В пачке было около восьмидесяти адресованных отцу посланий: тридцать от брошенных детей, сорок от жен и девять от матерей (его газетный псевдоним — Шаров — был весьма распространенной фамилией). Каждый из корреспондентов носил ту же фамилию, что и он, каждый верил, что он их отец, муж или сын, молил забыть все плохое и вернуться обратно. Письмо одной из жен было так прекрасно, что отец до конца своих дней жалел, что к ней не поехал. Когда команда возвратилась с банкета, отец сказал им: “Хорошо, вы могли поверить, что я бросил тридцать детей, сорок жен, но как я мог бросить девять матерей?” Командир, еще не протрезвевший после банкета, долго раскачивался с носка на пятку и обратно, потом наконец нашел точку равновесия и, указывая на отца пальцем, медленно произнес: “Достаточно и одной…”.
* * *
В детстве я часто и без особой причины на всех и вся обижался, и отец, не шибко этим довольный, как-то сказал, что и он прежде был довольно обидчив. В том арктическом перелете, о котором уже шла речь, он был самый молодой и, главное, с точки зрения командира экипажа Фариха, журналист еще не достаточно титулованный, чтобы описывать их полярные подвиги. Каким-то образом — дело было уже на Ямале, где самолет сел на дозаправку на местный аэродром: слегка расчищенный от снега лед огромного, без берегов, тундрового озера — Фарих дал это понять отцу, и отец — обиделся. Он обиделся и пошел куда глаза глядят.

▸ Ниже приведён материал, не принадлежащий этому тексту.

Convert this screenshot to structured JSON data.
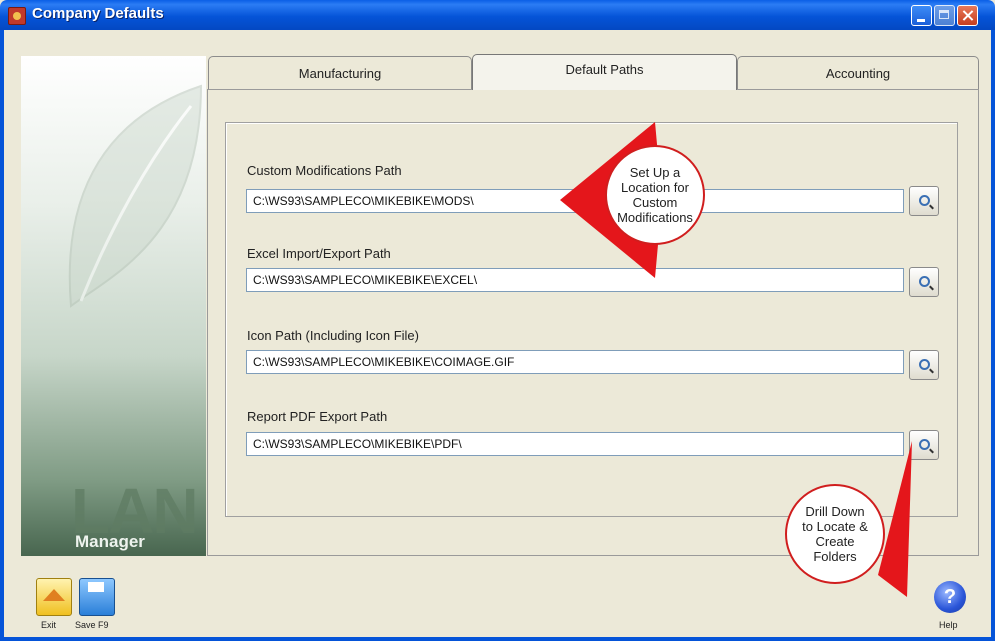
{
  "window": {
    "title": "Company Defaults",
    "colors": {
      "titlebar": "#0554d8",
      "accent_red": "#d01e1e"
    }
  },
  "sidebar": {
    "brand_logo_text": "LAN",
    "brand_subtext": "Manager"
  },
  "tabs": [
    {
      "label": "Manufacturing",
      "selected": false
    },
    {
      "label": "Default Paths",
      "selected": true
    },
    {
      "label": "Accounting",
      "selected": false
    }
  ],
  "fields": [
    {
      "label": "Custom Modifications Path",
      "value": "C:\\WS93\\SAMPLECO\\MIKEBIKE\\MODS\\"
    },
    {
      "label": "Excel Import/Export Path",
      "value": "C:\\WS93\\SAMPLECO\\MIKEBIKE\\EXCEL\\"
    },
    {
      "label": "Icon Path (Including Icon File)",
      "value": "C:\\WS93\\SAMPLECO\\MIKEBIKE\\COIMAGE.GIF"
    },
    {
      "label": "Report PDF Export Path",
      "value": "C:\\WS93\\SAMPLECO\\MIKEBIKE\\PDF\\"
    }
  ],
  "browse_icon": "magnifier-icon",
  "callouts": {
    "top": "Set Up a\nLocation for\nCustom\nModifications",
    "bottom": "Drill Down\nto Locate &\nCreate\nFolders"
  },
  "footer": {
    "exit_label": "Exit",
    "save_label": "Save F9",
    "help_label": "Help",
    "help_glyph": "?"
  }
}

В это время, как обычно на Северах, совершенно неожиданно началась пурга. На плоском, словно стол, Ямале во время таких снежных бурь ветер дует с огромной силой и любую неровность — будь то человек или какая-нибудь кочка — тут же доверху заносит снегом. Не видно ни зги, и разобрать, куда ты идешь, невозможно. В общем, когда у отца кончились силы, он сел прямо на снежный холмик, который немедленно намело вокруг его ног, и решил, что, с одной стороны, жить все равно не стоит, а с другой, что его смерть будет для Фариха и для остальных хорошим уроком. Как он говорил, оба этих соображения на пару его вполне утешили.
Так, постепенно окоченевая, он сидел довольно долго и объяснял мне уже без своей привычной иронии, что, по всем данным, должен был там и остаться, потому что во время подобной метели найти затерявшегося Бог знает где человека шансов нет. Те, кто летел с ним, больше часа искали его всем экипажем, кричали-кричали, надеясь, что он отзовется, но все было без толку. Наконец, посчитав, что он замерз насмерть, они уже собирались бросить это безнадежное дело, когда штурман самолета просто по случайности споткнулся о сидящего на снегу отца.
* * *
На фронт отец пошел в июне сорок первого добровольцем. После Арктики он был орденоносцем, единственным в полку, и ему было легче. Старшина, обучавший их, говаривал, что отец всем хорош как солдат, но у него есть два недостатка: высокий рост, поэтому он будет правофланговым и его первым убьют, и высшее образование — из-за него он много думает и в строю затягивает шаг. Тот же старшина, воевавший еще в Первую мировую войну, говорил, что интеллигенты быстро вшивеют, не вкладывая в это, впрочем, никакого иного смысла.
* * *
Отец не любил, когда я лишний раз жаловался на жизнь, и как-то с осуждением, но не без иронии рассказал мне следующую историю.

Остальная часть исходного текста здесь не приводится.